Com o título “Saudades do Centro de Fortaleza”, eis artigo do professor e geógrafo José Borzacchiello. Ele toca mais uma vez na questão do Centro e seu quadro de abandono. Confira:
Estamos em pleno dezembro e o Centro de Fortaleza fervilha. Tem gente para todos os lados. Uma festa! Natal de Luz, um encantamento só. Programada a reinauguração do Cine São Luiz com seu hall em mármore de Carrara e sala ricamente decorada. Deveria ser o melhor dos mundos para nosso Centro…mas não é. O Centro de Fortaleza não é mais a mesma coisa e todos sabem disso. A cidade cresceu muito, surgiram novas centralidades em bairros até então, pequenos e inexpressivos. O advento dos shopping centers alterou a fisionomia da cidade e reconfigurou os fluxos comerciais. O Centro tradicional foi resistindo, ajustando-se às imposições do mercado.
Nos últimos anos, o Centro tem apresentado inovações em sua organização espacial com a retomada de algumas funções e ajustes de outras.
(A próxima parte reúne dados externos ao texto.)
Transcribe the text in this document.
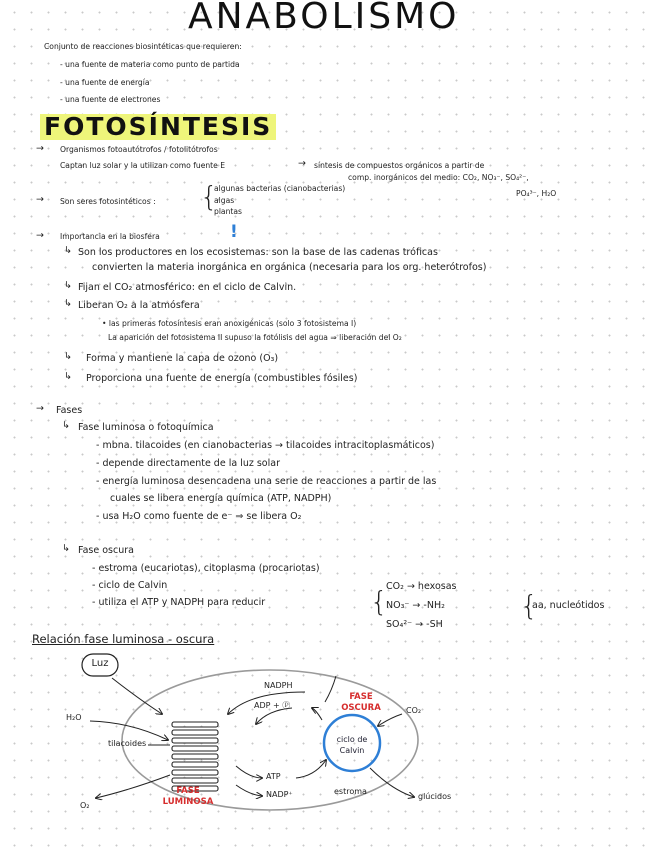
ANABOLISMO
Conjunto de reacciones biosintéticas que requieren:
- una fuente de materia como punto de partida
- una fuente de energía
- una fuente de electrones
FOTOSÍNTESIS
→ Organismos fotoautótrofos / fotolitótrofos
Captan luz solar y la utilizan como fuente E	→ síntesis de compuestos orgánicos a partir de
comp. inorgánicos del medio: CO₂, NO₃⁻, SO₄²⁻,
PO₄³⁻, H₂O
→ Son seres fotosintéticos : {
algunas bacterias (cianobacterias)
algas
plantas
→ Importancia en la biosfera	!
↳ Son los productores en los ecosistemas: son la base de las cadenas tróficas
convierten la materia inorgánica en orgánica (necesaria para los org. heterótrofos)
↳ Fijan el CO₂ atmosférico: en el ciclo de Calvin.
↳ Liberan O₂ a la atmósfera
• las primeras fotosíntesis eran anoxigénicas (solo 3 fotosistema I)
La aparición del fotosistema II supuso la fotólisis del agua ⇒ liberación del O₂
↳ Forma y mantiene la capa de ozono (O₃)
↳ Proporciona una fuente de energía (combustibles fósiles)
→ Fases
↳ Fase luminosa o fotoquímica
- mbna. tilacoides (en cianobacterias → tilacoides intracitoplasmáticos)
- depende directamente de la luz solar
- energía luminosa desencadena una serie de reacciones a partir de las
cuales se libera energía química (ATP, NADPH)
- usa H₂O como fuente de e⁻ ⇒ se libera O₂
↳ Fase oscura
- estroma (eucariotas), citoplasma (procariotas)
- ciclo de Calvin
- utiliza el ATP y NADPH para reducir	{
CO₂ → hexosas
NO₃⁻ → -NH₂
SO₄²⁻ → -SH
{
aa, nucleótidos
Relación fase luminosa - oscura
Luz
H₂O
O₂
tilacoides
NADPH
ADP + Ⓟ
ATP
NADP⁺
FASE
OSCURA
FASE
LUMINOSA
CO₂
ciclo de
Calvin
estroma
glúcidos
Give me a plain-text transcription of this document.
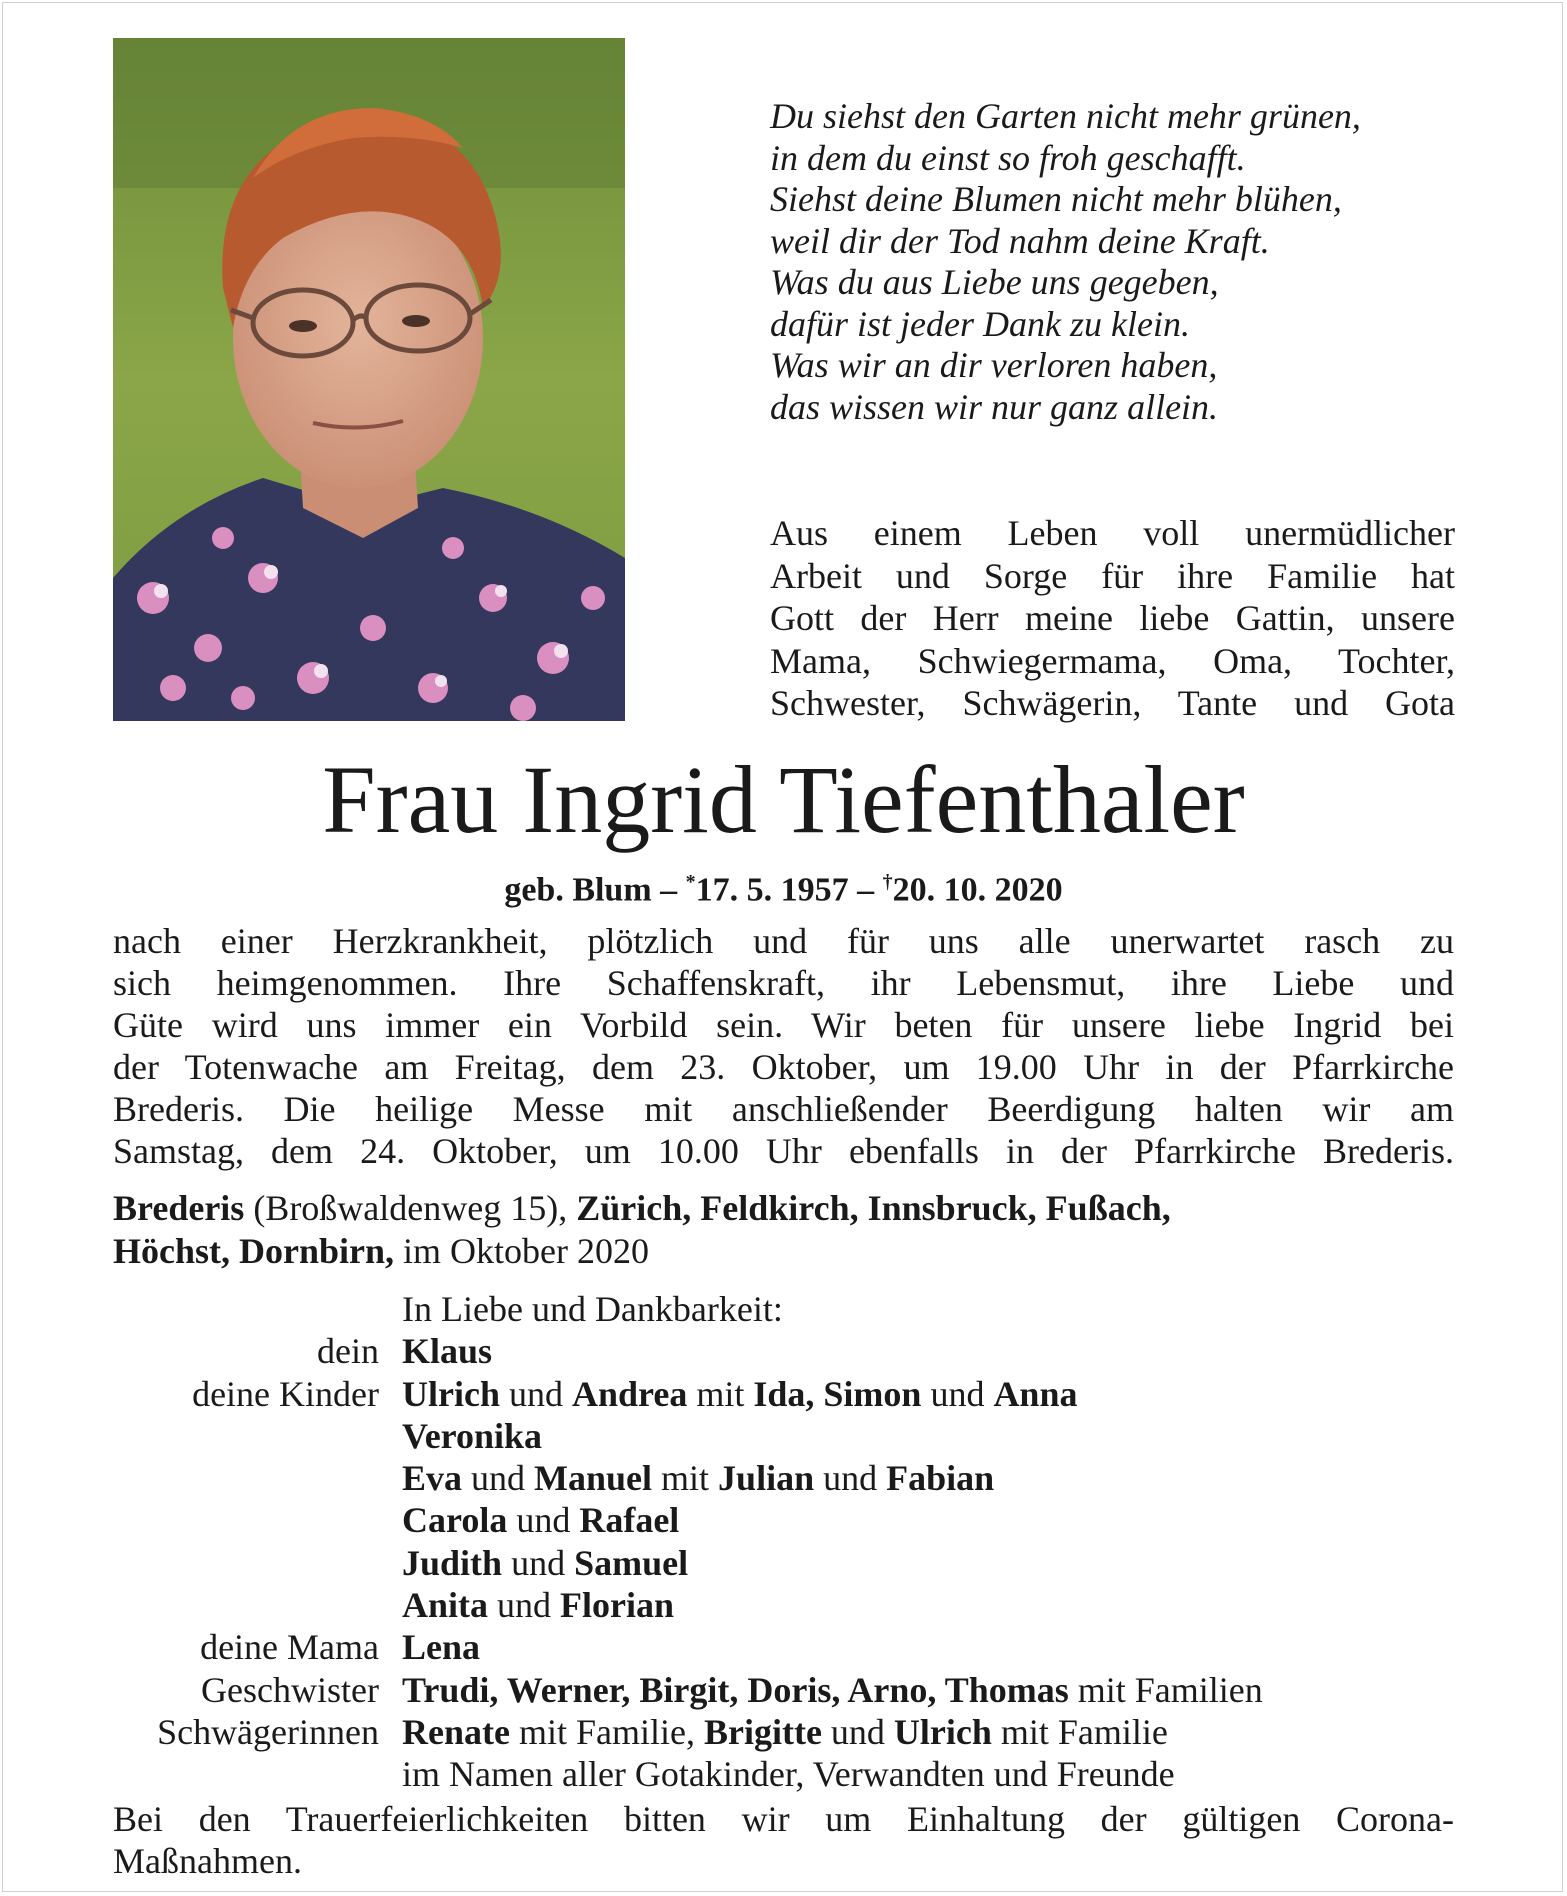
Du siehst den Garten nicht mehr grünen,
in dem du einst so froh geschafft.
Siehst deine Blumen nicht mehr blühen,
weil dir der Tod nahm deine Kraft.
Was du aus Liebe uns gegeben,
dafür ist jeder Dank zu klein.
Was wir an dir verloren haben,
das wissen wir nur ganz allein.
Aus einem Leben voll unermüdlicher
Arbeit und Sorge für ihre Familie hat
Gott der Herr meine liebe Gattin, unsere
Mama, Schwiegermama, Oma, Tochter,
Schwester, Schwägerin, Tante und Gota
Frau Ingrid Tiefenthaler
geb. Blum – *17. 5. 1957 – †20. 10. 2020
nach einer Herzkrankheit, plötzlich und für uns alle unerwartet rasch zu
sich heimgenommen. Ihre Schaffenskraft, ihr Lebensmut, ihre Liebe und
Güte wird uns immer ein Vorbild sein. Wir beten für unsere liebe Ingrid bei
der Totenwache am Freitag, dem 23. Oktober, um 19.00 Uhr in der Pfarrkirche
Brederis. Die heilige Messe mit anschließender Beerdigung halten wir am
Samstag, dem 24. Oktober, um 10.00 Uhr ebenfalls in der Pfarrkirche Brederis.
Brederis (Broßwaldenweg 15), Zürich, Feldkirch, Innsbruck, Fußach,
Höchst, Dornbirn, im Oktober 2020
In Liebe und Dankbarkeit:
dein Klaus
deine Kinder Ulrich und Andrea mit Ida, Simon und Anna
Veronika
Eva und Manuel mit Julian und Fabian
Carola und Rafael
Judith und Samuel
Anita und Florian
deine Mama Lena
Geschwister Trudi, Werner, Birgit, Doris, Arno, Thomas mit Familien
Schwägerinnen Renate mit Familie, Brigitte und Ulrich mit Familie
im Namen aller Gotakinder, Verwandten und Freunde
Bei den Trauerfeierlichkeiten bitten wir um Einhaltung der gültigen Corona-
Maßnahmen.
Ali encontramos um vigor do setor educacional, com a instalação de faculdades e cursos técnicos especializados. É grande também o movimento em torno das clínicas populares que se multiplicaram nas imediações da Santa Casa de Misericórdia. A pujança do comércio deve-se à condição de local de transbordo de diferentes linhas de ônibus urbanos e metropolitanos que por ele circulam, transportando levas e levas de passageiros que moram na extensão dos subúrbios e das cidades da região metropolitana. Falo tudo isso para dizer que apesar de todo o movimento, o Centro encontra-se em avançado estado de descaracterização e abandono.
Vai longe o tempo em que havia vestígios de cuidados com a imagem do bairro. É inadmissível que um local tão expressivo para a capital, parte que se confunde com a própria cidade, esteja em situação sofrível quanto aos cuidados essenciais. Poderia listar logradouros, edifícios de prestígio, monumentos que diferenciam o Centro de outros bairros da cidade. Como não admirar a beleza da Praça General Tibúrcio, também conhecida como Praça dos Leões?
No entorno da praça, temos o Museu do Ceará, instalado no edifício que alojava a antiga Assembleia Provincial, a igreja do Rosário, o Palácio da Luz, antigo Palácio do Governo hoje ocupado pela Academia Cearense de Letras. A praça possui um belo mobiliário urbano com bancos, vasos ornamentais, os famosos leões, excelente cobertura vegetal, monumento ao general Tibúrcio e a famosa estátua de Rachel de Queiroz, sentada num dos bancos. A praça tem um coreto, infelizmente usado como banheiro público.
Odores e insetos expulsam os visitantes que se aproximam dele. Essa e outras manifestações de desrespeito ao patrimônio e à memória da cidade, ocorrem noutros logradouros do Centro, alguns, também, de rara beleza. Não acredito que não haja mecanismos de controle capazes de atenuar os constantes usos e abusos presentes nos logradouros do Centro. Ver o estado lastimável do bairro, com tanto abandono e sujeira, enche o nosso peito de tristeza e saudades.
* José Borzacchiello da Silva
borza@secrel.com.br
Geógrafo e professor emérito da UFC.